Cesar Chavez's widow Helen Chavez dies in California at 88

Helen Chavez, widow of civil rights and farm labor leader Cesar Chavez, died Monday at age 88.

Chavez died at a hospital in Bakersfield, California, surrounded by many of her children, grandchildren and great grandchildren, according to a family statement released through the United Farm Workers, the union her husband founded. No cause of death was given.

Born in the town of Brawley in the California desert near the Mexico border, she met Cesar Chavez in the mid-1940s and married him in 1948, after he left the Navy.

In the early 1960s, the couple left a comfortable middle-class existence in East Los Angeles to organize farm workers in California's Central Valley. There, Chavez, along with Dolores Huerta, founded the National Farm Workers Association, which later became the UFW. His work would make him a deeply revered figure for Mexican-Americans and activists.

Cesar Chavez died in Arizona in 1993.

The couple had eight children, and Helen Chavez had to care for them alone for long stretches while he was traveling, his speaking and organizing skills in great demand. They lived in Delano, California, where she often did farm field work herself while he was gone, sometimes with her children working alongside her.

She also played a quiet but influential role within the union, according to her family.

"Her consistent humility, selflessness, quiet heroism and fiery perseverance were at the heart of the movement she helped build," the family statement said.

Helen Chavez generally kept a low profile and did not speak often in public or in the media. But she made public appearances to honor her husband and his cause.

Last year she appeared at her husband's graveside and accepted a folded flag as he was bestowed with military honors he had not been given at the time of his death.

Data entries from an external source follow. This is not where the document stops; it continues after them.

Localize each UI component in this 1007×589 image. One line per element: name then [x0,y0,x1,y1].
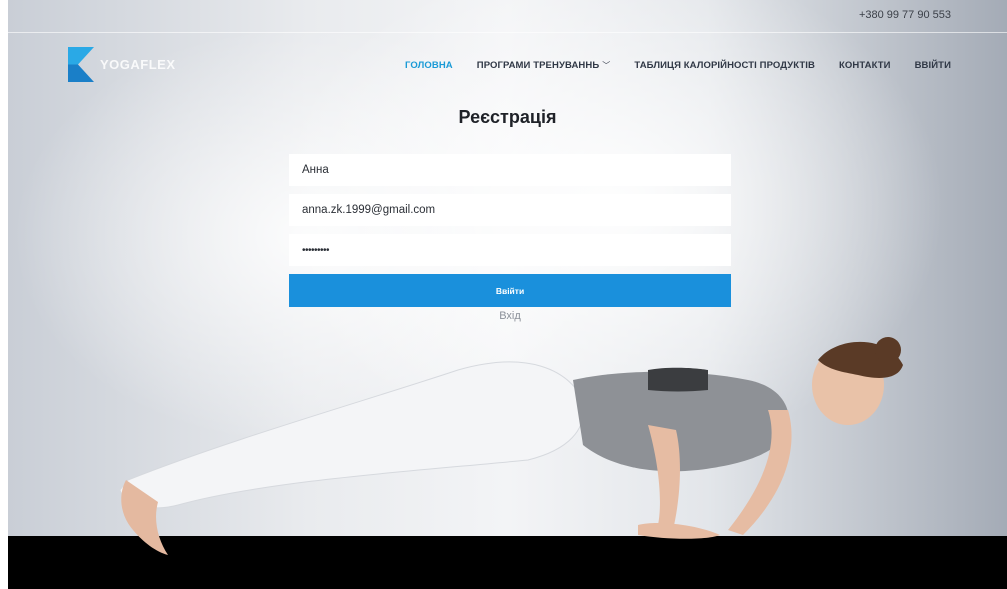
name-input[interactable]: Анна [289,154,731,186]
nav-item-contacts[interactable]: КОНТАКТИ [839,60,891,71]
header-divider [8,32,1007,33]
nav-item-programs[interactable]: ПРОГРАМИ ТРЕНУВАННЬ ﹀ [477,60,611,71]
nav-item-login[interactable]: ВВІЙТИ [915,60,951,71]
phone-number[interactable]: +380 99 77 90 553 [859,9,951,21]
logo-icon [68,47,94,82]
submit-button[interactable]: Ввійти [289,274,731,307]
nav-item-label: ГОЛОВНА [405,60,453,71]
nav-item-label: ТАБЛИЦЯ КАЛОРІЙНОСТІ ПРОДУКТІВ [634,60,815,71]
yoga-woman-photo [108,337,903,560]
nav-item-label: КОНТАКТИ [838,60,891,71]
nav-item-label: ВВІЙТИ [914,60,951,71]
nav-item-home[interactable]: ГОЛОВНА [405,60,453,71]
logo[interactable]: YOGAFLEX [68,47,176,82]
page-title: Реєстрація [458,107,557,127]
page: +380 99 77 90 553 YOGAFLEX ГОЛОВНА ПРОГР… [8,0,1007,589]
login-link[interactable]: Вхід [289,310,731,322]
password-input[interactable]: ••••••••• [289,234,731,266]
nav-item-label: ПРОГРАМИ ТРЕНУВАННЬ [476,60,600,71]
main-nav: ГОЛОВНА ПРОГРАМИ ТРЕНУВАННЬ ﹀ ТАБЛИЦЯ КАЛ… [381,60,951,71]
email-input[interactable]: anna.zk.1999@gmail.com [289,194,731,226]
nav-item-calories[interactable]: ТАБЛИЦЯ КАЛОРІЙНОСТІ ПРОДУКТІВ [634,60,815,71]
chevron-down-icon: ﹀ [602,61,611,70]
logo-text: YOGAFLEX [100,57,176,72]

On Tuesday, Democratic presidential candidate Hillary Clinton sent out a statement saying Helen and Cesar Chavez spent their life fighting for farmworkers.

"Cesar and Helen’s determination and tirelessness in the face of countless obstacles helped countless workers who wanted nothing more than to be treated with respect and dignity to stand up and fight for their rights," Clinton said. "Helen's drive, her desire to see justice, her indomitable spirit, and above all her love guided Cesar through his years of activism, and her perseverance will never be forgotten."